And here it comes again as every year, Google Summer of Code!
As usual, I will be working for Apache Pig also this summer. However, I will be working from the other side of the fence this time: I will be mentoring!
As I have already graduated and I am no more a student (shock!) I cannot take part as a student (no way!). So I decided to mentor.
- Pro: you need much less time to mentor compared to being a student.
- Con: you don’t learn as much, nor have as much fun, nor get the same recognition, nor get paid as much. 😉
However, the great thing about mentoring is that you propose ideas you would like to see realized in the project, and then students make them real!
Indeed, the project I am mentoring this year is about an idea I had some while ago.

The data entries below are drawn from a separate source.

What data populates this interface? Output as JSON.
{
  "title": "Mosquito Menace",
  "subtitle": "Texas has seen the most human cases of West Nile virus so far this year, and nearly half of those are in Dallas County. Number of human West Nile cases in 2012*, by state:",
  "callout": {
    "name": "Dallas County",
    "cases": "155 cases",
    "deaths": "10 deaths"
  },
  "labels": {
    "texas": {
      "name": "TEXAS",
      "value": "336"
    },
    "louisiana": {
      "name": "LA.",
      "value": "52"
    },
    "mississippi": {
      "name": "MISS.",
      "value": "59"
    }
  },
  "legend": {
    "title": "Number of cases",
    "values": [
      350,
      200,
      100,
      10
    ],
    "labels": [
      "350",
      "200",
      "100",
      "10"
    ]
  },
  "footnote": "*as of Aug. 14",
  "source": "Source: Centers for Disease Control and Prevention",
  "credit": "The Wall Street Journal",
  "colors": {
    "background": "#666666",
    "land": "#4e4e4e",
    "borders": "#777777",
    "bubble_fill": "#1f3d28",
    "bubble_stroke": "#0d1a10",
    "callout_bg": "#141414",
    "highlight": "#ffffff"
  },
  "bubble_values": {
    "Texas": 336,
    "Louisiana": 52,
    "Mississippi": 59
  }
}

It happens very often (to me and to my colleagues as well) to have a list of tuples and to need to attach a unique number to it.
For example when creating the lexicon for a collection of documents you have a list of unique words appearing in the collection, and you want to transform each word into a numerical id to reduce memory usage and ease later processing.
A while ago I implemented a MapReduce algorithm for this task that scales very well (i.e. no single reducer that does all the work).
However this same problem comes up very often and it is cumbersome to fit a MR job in the middle of a Pig pipeline while you are building the script in an iterative way (read: you don’t know what you are doing), especially because the code I wrote is not general enough to be applied as is, so each time I need to customize it a bit.
“Indeed, why the hell Pig does not do it already?” was my reaction. So PIG-2353 was born.
PIG-2353 is quite a stretch for a night’s coding, so it stayed there for a while. Until an interested student got interested in it for GSoC. Enter Allan Avendaño.
I am ready for a great summer, “flipping bits not burgers”.